16 ans après la Slovénie et la Croatie, le Kosovo proclame son indépendance

L’aboutissement d’une politique : empêcher l’émergence d’une puissance économique yougoslave

20 février 2008, par Manuel Marchal

Le Kosovo vient de proclamer son indépendance. C’est sans doute l’acte final de la désintégration de la Yougoslavie. Ce résultat peut être lu comme l’aboutissement d’un travail de sape lancé par plusieurs pays de l’Union Européenne au lendemain de la réunification de l’Allemagne. Car avant la sécession de la Slovénie et de la Croatie, la Yougoslavie avait le potentiel pour être un des moteurs d’une Union Européenne vouée à s’élargir vers l’Est. Elle comptait 25 millions d’habitants, et son PIB moyen par habitant était à peine inférieur à la moitié de celui de l’Europe des Neuf, c’est-à-dire une Communauté européenne relativement bien plus riche que l’actuelle Union Européenne.

En juin 1989, au Kosovo, Slobodan Milosevic participe au 600ème anniversaire de la commémoration de la bataille du Champ des Merles. Cette allocution est généralement considérée comme un des points de départ de la dissolution de la Yougoslavie. Mais ce phénomène, qui, avec la déclaration d’indépendance du Kosovo, vient de franchir une nouvelle étape, a été favorisé par des facteurs extérieurs qui ont joué un rôle décisif.

Entre la mort de Tito en 1980 et la réunification de l’Allemagne en 1991, des tensions étaient perceptibles entre les différentes républiques composant la Yougoslavie, mais elles étaient avant tout liées à la situation économique. Dès 1981, le Kosovo a été le lieu d’une sévère répression de manifestations liées à la crise.
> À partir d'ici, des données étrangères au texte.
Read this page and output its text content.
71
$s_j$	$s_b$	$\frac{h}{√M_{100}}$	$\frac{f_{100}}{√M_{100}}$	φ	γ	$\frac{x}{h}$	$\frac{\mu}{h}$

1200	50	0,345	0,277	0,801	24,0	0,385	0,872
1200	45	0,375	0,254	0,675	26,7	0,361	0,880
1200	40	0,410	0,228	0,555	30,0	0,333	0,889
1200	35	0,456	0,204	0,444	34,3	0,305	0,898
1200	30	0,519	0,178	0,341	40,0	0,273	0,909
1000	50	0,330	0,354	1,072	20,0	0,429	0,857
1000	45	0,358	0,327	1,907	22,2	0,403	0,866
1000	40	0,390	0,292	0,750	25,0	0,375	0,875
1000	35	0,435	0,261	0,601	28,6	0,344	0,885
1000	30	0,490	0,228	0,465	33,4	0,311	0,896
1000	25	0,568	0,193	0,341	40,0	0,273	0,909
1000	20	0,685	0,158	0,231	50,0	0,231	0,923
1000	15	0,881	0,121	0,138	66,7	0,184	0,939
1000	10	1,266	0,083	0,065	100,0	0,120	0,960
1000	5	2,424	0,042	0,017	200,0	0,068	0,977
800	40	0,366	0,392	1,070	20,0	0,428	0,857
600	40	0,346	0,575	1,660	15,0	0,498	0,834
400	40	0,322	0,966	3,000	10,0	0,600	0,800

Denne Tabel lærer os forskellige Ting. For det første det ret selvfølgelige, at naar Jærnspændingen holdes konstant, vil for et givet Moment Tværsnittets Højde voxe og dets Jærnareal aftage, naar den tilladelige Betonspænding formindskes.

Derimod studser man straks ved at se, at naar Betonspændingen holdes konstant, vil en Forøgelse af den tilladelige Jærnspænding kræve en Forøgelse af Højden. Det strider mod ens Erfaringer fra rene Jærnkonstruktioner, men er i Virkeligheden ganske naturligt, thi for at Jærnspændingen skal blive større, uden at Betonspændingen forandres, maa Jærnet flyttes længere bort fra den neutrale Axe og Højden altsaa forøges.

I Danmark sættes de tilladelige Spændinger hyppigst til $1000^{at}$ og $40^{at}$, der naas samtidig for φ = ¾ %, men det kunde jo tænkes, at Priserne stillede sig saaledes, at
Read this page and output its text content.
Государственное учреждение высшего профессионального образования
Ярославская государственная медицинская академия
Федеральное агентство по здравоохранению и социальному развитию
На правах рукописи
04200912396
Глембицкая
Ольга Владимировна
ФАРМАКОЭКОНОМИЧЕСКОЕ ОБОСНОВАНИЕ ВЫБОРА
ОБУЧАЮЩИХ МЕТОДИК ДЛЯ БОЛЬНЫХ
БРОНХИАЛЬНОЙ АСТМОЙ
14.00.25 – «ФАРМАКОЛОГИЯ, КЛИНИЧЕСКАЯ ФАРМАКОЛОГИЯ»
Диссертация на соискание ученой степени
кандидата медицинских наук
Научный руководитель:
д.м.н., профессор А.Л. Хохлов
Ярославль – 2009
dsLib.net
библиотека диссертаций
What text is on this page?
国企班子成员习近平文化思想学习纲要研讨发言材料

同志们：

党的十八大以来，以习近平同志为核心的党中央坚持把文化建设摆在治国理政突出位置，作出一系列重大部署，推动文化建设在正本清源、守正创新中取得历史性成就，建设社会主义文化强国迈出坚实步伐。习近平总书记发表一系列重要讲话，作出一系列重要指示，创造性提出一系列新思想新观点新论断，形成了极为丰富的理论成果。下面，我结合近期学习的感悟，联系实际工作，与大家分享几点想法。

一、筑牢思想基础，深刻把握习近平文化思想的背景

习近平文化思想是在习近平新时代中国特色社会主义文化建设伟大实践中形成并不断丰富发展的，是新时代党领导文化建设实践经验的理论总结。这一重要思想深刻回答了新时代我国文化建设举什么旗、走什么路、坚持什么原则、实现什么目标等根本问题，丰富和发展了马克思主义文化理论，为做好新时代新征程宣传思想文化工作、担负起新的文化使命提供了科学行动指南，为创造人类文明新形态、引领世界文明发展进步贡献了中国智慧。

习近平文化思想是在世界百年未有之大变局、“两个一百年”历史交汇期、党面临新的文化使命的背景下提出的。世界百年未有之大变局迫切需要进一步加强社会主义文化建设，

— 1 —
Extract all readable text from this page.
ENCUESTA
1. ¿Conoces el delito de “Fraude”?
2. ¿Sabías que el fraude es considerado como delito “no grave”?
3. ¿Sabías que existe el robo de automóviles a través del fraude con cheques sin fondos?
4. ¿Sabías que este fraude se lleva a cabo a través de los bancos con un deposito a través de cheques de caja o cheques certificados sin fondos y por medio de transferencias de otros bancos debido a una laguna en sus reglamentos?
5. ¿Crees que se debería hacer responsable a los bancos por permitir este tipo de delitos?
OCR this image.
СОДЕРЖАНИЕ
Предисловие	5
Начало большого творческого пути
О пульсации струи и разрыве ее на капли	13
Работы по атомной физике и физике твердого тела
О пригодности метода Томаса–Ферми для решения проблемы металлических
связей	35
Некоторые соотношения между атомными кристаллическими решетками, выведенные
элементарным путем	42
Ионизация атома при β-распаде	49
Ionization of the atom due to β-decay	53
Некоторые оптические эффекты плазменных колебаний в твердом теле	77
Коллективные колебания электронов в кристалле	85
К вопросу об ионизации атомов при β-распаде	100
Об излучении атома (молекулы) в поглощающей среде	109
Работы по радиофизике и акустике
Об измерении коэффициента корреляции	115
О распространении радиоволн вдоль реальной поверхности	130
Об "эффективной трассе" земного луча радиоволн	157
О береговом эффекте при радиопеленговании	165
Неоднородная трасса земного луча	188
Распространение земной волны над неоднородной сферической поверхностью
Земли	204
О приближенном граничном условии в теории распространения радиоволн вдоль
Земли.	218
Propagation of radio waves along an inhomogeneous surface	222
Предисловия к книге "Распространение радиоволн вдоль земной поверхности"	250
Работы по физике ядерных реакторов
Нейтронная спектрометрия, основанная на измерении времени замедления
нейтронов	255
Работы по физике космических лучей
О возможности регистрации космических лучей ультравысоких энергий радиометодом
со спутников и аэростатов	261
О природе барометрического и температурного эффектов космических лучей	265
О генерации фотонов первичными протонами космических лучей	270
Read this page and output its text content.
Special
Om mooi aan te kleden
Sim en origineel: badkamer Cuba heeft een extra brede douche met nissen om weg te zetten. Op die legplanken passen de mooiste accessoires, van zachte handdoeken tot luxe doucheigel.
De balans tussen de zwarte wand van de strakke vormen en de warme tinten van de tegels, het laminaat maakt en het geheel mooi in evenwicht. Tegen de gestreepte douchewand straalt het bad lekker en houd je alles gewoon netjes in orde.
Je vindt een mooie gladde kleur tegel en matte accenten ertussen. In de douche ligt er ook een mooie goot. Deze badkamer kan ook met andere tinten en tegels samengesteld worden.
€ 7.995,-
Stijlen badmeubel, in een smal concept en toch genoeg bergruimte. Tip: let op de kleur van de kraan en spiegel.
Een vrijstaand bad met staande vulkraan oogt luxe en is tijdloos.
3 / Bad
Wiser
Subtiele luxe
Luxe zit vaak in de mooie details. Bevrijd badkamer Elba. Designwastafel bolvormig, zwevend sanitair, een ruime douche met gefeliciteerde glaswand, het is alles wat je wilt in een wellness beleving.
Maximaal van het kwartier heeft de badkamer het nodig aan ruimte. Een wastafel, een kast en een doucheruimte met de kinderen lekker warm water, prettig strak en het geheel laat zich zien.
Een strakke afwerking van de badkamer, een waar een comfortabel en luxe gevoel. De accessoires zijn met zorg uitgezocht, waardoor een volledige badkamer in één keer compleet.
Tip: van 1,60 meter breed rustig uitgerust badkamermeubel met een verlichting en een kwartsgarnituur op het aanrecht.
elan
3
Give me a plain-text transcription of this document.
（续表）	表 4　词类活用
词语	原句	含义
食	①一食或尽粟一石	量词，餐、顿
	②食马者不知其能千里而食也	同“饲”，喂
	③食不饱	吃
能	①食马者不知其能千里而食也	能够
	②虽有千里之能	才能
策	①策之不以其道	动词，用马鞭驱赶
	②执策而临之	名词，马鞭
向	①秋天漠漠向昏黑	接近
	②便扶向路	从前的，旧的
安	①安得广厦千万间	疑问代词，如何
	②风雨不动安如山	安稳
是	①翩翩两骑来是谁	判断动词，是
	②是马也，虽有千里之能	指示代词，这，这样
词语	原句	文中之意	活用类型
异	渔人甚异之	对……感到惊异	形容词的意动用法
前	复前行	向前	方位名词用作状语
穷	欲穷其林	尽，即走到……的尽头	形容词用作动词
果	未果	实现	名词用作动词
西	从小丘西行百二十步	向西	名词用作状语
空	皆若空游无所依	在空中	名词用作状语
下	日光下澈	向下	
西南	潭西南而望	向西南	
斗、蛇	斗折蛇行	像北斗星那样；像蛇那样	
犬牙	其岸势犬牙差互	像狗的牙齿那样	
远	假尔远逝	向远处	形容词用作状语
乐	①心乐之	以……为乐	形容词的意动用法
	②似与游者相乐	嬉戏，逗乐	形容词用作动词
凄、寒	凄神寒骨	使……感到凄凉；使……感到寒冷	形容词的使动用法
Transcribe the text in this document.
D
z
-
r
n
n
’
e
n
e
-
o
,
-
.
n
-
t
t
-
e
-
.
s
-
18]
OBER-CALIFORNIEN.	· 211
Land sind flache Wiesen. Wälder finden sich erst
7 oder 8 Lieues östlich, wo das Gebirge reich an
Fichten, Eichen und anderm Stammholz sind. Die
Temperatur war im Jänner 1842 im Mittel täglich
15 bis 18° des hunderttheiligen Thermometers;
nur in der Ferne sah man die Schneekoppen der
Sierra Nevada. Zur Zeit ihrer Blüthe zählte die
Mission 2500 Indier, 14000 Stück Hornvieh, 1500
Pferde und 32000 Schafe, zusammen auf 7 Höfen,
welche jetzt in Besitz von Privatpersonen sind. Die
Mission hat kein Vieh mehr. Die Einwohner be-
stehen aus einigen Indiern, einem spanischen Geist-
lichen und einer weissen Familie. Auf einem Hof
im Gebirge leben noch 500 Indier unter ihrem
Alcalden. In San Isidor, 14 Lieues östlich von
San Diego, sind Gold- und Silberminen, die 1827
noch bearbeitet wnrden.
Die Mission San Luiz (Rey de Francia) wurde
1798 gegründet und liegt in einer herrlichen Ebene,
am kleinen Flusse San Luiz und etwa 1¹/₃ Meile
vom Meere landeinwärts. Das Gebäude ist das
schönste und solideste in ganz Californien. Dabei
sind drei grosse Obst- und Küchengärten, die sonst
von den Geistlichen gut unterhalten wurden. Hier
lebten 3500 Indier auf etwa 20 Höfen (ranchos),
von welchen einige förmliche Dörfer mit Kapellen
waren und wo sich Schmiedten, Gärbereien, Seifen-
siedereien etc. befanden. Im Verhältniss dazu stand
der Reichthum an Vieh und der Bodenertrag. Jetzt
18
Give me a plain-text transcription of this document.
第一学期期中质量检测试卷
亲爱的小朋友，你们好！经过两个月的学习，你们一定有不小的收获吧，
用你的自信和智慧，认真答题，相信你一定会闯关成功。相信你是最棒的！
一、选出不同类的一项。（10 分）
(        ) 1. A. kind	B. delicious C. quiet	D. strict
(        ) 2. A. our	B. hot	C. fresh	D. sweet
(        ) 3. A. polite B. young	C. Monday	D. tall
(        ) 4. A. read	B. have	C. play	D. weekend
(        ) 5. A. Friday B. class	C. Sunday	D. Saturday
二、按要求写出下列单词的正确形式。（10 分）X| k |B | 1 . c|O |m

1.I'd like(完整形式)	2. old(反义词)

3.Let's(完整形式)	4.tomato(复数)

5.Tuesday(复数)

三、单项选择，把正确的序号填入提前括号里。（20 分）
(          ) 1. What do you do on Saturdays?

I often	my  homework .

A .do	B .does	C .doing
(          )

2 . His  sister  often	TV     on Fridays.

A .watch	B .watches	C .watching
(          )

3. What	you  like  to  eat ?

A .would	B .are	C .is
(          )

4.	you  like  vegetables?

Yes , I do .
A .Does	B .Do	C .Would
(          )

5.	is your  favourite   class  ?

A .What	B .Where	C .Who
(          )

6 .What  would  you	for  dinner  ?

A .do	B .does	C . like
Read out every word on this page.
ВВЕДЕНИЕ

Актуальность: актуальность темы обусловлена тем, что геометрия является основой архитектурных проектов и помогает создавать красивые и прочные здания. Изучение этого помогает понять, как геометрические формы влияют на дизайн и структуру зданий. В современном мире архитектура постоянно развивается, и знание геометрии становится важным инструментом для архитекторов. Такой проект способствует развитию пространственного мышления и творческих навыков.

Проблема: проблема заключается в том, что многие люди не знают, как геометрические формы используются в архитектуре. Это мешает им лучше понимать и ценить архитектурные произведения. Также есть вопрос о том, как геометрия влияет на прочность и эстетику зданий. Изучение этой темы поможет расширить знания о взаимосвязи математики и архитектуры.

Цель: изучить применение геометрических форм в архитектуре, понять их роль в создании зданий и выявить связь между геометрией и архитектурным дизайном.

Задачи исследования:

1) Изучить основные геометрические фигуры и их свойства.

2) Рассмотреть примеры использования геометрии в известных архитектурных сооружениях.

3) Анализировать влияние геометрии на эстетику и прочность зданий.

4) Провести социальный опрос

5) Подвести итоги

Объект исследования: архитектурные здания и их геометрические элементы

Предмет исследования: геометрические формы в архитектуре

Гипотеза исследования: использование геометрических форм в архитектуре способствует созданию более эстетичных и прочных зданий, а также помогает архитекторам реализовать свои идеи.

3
Dans la Yougoslavie, l’autogestion s’était accompagnée d’une décentralisation qui a sans doute accentué les déséquilibres à l’intérieur de la fédération. La Slovénie et la Croatie avaient une économie plus forte que les autres régions du pays. Elles participaient donc de manière plus importante à la solidarité nationale que les Républiques de Serbie, de Macédoine et de Bosnie Herzégovine. Leurs dirigeants et leurs acteurs économiques voulaient faire cesser cette situation afin de rompre cette chaîne de solidarité, quitte à faire éclater le pays, alors que la population concevait son avenir dans la Yougoslavie. La chute du Mur de Berlin allait ouvrir de nouvelles perspectives aux partisans de l’éclatement.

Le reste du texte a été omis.